WHAT HAS THE GOVERNMENT DONE ACCORDING TO THE CONTEXTUALIZATION OF THE JYP COMMISSION?

The national government has played the same traditional political card and this does not give much hope. There is no interlocutor. President Duque has given answers outside of a negotiating table and has dismissed some agreed decisions.

AT THE LEVEL OF THE CHURCH AND OF RELIGIOUS LIFE, WHAT ACTIONS CAN WE TAKE? There is a lot to do on our part:

– Accompany society at this juncture.

– Denounce disrespect for human rights.

– Give life and presence from the Justice and Peace Commission – CRC and hopefully united to other agencies.

– Become part of being a guarantee, generate trust through mediations. To do this, we need to be part of the reality of the mobilizations.

– Access to global and integral views of reality. We cannot continue to play into the polarisations and rigged news of the most visible channels of our information. The Gospel is very clear, it is in favor of the most unprotected.

– Given the hopelessness that is already beginning to take hold of a large part of the population, what can be done? Something different will have to be invented for the government to decide to open the door.

Could the boycott not be used?

– Deepen the faith and political dimension and have concrete actions.

– Help other people to make a more even-handed analysis of reality and from those most affected.

– Reject violence in everyday life and in the streets.

– Make a credible reading of reality… and trust in God who accompanies his people.

St. John invites us every day to “love one another as Jesus loves us,” who tells us, “I no longer call you servants but friends…”  Jesus makes no distinction between people. We are invited to sing a new song of reconciliation, peace, and justice in our country; and this asks us to accept his word and travel in daily life through concrete paths of love, for which Monsignor Rueda Aparicio proposed three paths:

– Respect for the life of every person, without distinction of any kind.

– Sincere and fraternal dialogue, fostering the capacity for listening and empathy in order to embrace difference. Know how to make silence to listen from the deep

– And the search for the common good, starting from the poorest and most vulnerable, both in the countryside and in the city.

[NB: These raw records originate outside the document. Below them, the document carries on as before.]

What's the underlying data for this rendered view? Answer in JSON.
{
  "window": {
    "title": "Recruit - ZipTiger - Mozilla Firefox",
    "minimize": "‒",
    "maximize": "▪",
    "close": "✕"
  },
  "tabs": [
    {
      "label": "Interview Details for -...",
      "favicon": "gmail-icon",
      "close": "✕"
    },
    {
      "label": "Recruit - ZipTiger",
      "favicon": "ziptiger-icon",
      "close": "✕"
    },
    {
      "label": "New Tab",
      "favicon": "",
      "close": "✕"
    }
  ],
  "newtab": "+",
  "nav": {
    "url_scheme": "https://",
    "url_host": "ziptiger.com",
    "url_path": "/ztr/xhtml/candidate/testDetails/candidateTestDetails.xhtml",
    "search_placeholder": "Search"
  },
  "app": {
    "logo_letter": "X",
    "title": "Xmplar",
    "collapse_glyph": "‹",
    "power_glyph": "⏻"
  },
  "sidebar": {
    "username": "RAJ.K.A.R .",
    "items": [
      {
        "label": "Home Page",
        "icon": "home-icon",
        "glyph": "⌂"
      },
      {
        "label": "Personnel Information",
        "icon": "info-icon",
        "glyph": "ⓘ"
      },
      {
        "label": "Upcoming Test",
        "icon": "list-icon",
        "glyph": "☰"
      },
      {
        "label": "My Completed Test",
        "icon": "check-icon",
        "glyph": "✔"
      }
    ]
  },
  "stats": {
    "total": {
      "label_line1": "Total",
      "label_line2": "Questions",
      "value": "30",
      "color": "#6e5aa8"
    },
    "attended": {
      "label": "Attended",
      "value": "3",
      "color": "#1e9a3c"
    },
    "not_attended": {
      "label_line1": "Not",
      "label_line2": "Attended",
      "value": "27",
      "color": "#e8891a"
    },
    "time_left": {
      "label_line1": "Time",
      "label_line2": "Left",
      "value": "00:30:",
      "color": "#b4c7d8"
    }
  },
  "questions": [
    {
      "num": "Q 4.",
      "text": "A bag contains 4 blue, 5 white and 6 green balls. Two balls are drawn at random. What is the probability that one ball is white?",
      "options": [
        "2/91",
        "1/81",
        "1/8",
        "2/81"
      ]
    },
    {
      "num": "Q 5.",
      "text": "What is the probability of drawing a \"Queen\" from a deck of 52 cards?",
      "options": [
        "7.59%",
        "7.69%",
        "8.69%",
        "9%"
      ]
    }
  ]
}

We appreciate the affection and fraternal closeness of Graciela and Dayse, like that of so many sisters in the face of this complex panorama that we live in the country and that, at times, exacerbates a pain of homeland that has already been in our beloved Colombia for many years. And, yes or yes, it asks us all for concrete actions and for the good of all, especially in the face of the victims of so much inequality…  May the Holy Spirit of God invade us, open paths of dignity for all, and grant us his Peace.